RENCANA penghapusan program beras untuk rakyat miskin (raskin) yang diwacanakan Menteri Badan Usaha Milik Negara (BUMN), Rini Soemarno ternyata menimbulkan pro dan kontra dan ditentang keras oleh para pakar pangan.
Ketua Tim Independen Kajian Pangan Universitas Andalas, Jhon Farlis mengatakan, berdasarkan hasil penelitian yang dilakukan Universitas Andalas, masyarakat lebih resah dengan wacana penghapusan raskin daripada rencana kenaikan harga bahan bakar minyak (BBM).
“Hasil Kajian kami dalam survei sangat menarik, karena masyarakat lebih suka kebutuhan pangan daripada kebutuhan BBM,” ujarnya dalam siaran pers, Jakarta, Kamis (6/11).
Dia mengatakan, rencana penghapusan raskin yang diwacanakan adalah rencana yang salah, karena Menteri BUMN tidak memahami kebutuhan pangan merupakan kebutuhan manusia yang wajib dilindungi negara, daripada BBM yang hanya bagian dari kebutuhan sekunder.
Menurut dia, selama ini pemerintah sangat ketat dalam menjamin kebutuhan pangan masyarakat, tetapi terlalu longgar dalam memberikan subsidi BBM.
“Orang yang ingin mendapatkan raskin harus dengan syarat tertentu, tetapi BBM bersubsidi tidak,” ujar dia
Dia mengatakan, subsidi pangan, khususnya raskin perlu diperluas jangkauannya, bukan malah dikurangi, apalagi dihapuskan.
Dalam APBN 2015, besaran subsidi pangan untuk raskin dianggarkan Rp 18 triliun, sementara subsidi BBM Rp 291 triliun.
Jhon mengatakan, rencana menggantikan pola raskin dengan e-money juga riskan, karena butuh biaya yang lebih mahal. Belum lagi efek e-money yang membuat masyarakat menjadi konsumtif.
Sementara itu, pakar pertanian Universitas Negeri Sebelas Maret, Tuhana mengatakan, rencana penghapusan raskin dan menggantinya dengan e-money berpotensi melanggar UUD 1945 dan UU pangan.
“Dari sisi regulasi, negara wajib memberikan perlindungan sosial.
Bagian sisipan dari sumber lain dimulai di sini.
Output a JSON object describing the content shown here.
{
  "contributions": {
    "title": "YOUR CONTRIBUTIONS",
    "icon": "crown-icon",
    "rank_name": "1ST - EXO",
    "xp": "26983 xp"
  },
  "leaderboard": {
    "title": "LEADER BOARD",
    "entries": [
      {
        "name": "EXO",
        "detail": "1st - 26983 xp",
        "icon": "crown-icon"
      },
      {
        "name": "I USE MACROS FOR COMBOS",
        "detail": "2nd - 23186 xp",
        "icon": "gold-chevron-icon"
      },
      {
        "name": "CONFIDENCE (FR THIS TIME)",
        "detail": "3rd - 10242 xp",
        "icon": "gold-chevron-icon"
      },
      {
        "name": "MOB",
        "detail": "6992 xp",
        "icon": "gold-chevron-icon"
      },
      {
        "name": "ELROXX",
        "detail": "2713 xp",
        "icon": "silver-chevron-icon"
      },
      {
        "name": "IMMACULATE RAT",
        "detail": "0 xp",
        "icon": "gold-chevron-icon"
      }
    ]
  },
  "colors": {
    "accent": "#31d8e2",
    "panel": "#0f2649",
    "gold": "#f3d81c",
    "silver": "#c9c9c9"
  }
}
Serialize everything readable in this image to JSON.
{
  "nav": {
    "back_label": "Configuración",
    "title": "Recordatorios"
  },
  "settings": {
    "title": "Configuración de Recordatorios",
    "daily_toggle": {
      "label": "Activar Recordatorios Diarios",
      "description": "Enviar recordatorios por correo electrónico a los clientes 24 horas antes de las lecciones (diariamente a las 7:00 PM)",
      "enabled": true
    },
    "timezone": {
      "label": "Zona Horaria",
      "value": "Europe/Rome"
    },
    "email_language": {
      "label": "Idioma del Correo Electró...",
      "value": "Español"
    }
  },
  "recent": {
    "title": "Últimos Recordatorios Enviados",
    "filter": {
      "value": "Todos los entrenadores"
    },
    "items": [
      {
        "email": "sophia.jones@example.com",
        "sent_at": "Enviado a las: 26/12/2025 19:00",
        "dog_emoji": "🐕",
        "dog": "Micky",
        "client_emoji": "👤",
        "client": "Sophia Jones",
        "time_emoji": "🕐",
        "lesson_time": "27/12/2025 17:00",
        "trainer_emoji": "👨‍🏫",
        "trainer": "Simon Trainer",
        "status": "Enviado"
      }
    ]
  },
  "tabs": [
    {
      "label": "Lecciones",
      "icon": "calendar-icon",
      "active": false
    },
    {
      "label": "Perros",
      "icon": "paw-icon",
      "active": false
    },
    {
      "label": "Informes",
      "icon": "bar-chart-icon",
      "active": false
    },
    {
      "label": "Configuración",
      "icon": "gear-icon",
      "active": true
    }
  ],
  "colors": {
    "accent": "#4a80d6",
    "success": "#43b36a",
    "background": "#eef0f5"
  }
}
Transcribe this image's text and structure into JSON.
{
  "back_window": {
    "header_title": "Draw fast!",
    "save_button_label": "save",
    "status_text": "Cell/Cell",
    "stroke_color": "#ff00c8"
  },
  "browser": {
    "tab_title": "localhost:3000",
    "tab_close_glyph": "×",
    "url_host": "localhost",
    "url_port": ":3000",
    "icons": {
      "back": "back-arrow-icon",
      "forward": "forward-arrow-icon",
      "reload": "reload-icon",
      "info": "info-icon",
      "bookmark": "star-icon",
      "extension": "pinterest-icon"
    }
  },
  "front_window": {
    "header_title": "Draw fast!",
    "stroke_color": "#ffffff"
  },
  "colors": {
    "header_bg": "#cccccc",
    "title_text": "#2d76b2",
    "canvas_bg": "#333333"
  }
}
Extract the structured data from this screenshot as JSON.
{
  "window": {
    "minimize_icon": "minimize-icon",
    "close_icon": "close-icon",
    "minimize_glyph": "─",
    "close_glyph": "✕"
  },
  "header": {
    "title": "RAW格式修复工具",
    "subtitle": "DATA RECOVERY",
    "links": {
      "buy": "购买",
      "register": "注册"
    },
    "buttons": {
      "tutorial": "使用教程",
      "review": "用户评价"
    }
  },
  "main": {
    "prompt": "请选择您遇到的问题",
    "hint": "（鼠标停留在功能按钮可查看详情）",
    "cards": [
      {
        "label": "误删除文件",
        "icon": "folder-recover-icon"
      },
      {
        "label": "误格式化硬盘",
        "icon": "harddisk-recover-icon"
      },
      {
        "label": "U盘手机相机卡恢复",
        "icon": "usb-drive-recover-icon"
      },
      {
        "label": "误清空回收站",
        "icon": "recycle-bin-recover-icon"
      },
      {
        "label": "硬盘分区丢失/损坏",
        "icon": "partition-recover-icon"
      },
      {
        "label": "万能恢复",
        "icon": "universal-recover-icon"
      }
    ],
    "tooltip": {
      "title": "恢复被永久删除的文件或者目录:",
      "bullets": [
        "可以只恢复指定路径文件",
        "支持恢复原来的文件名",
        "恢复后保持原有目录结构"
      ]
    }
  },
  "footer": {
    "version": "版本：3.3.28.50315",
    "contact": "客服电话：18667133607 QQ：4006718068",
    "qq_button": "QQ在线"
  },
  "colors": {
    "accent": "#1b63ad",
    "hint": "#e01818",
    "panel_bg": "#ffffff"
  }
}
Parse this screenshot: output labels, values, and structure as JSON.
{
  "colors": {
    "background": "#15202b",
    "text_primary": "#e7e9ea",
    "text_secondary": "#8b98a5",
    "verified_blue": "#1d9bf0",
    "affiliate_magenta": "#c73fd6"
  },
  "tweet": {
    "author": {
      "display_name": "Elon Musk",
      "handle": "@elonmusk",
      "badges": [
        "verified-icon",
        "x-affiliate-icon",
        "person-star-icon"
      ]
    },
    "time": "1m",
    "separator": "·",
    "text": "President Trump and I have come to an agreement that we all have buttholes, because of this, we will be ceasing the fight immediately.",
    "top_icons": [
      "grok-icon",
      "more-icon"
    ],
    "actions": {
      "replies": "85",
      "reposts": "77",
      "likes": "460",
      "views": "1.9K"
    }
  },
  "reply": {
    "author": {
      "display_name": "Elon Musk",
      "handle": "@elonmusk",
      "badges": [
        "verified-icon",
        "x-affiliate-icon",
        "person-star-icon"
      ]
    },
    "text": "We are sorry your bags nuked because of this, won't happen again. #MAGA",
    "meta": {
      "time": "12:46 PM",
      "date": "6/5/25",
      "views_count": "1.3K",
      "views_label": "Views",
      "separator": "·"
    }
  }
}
Sedangkan dalam hal implementasi kebijakan, mengganti raskin dengan e-money bisa menimbulkan masalah baru,” ujar dia
Ia menuturkan, para pakar pertanian juga melakukan kajian khusus terkait rencana penghapusan yang diwacanakan Menteri BUMN. Dampak paling besar adalah meresahkan masyarakat, dan berimbas pada ketahanan pangan di masyarakat.
Ia berharap, pemerintah mempertahankan raskin dengan perbaikan dari sisi aturan dan implementasi, yakni dengan melakukan pengawasan dan pemantauan.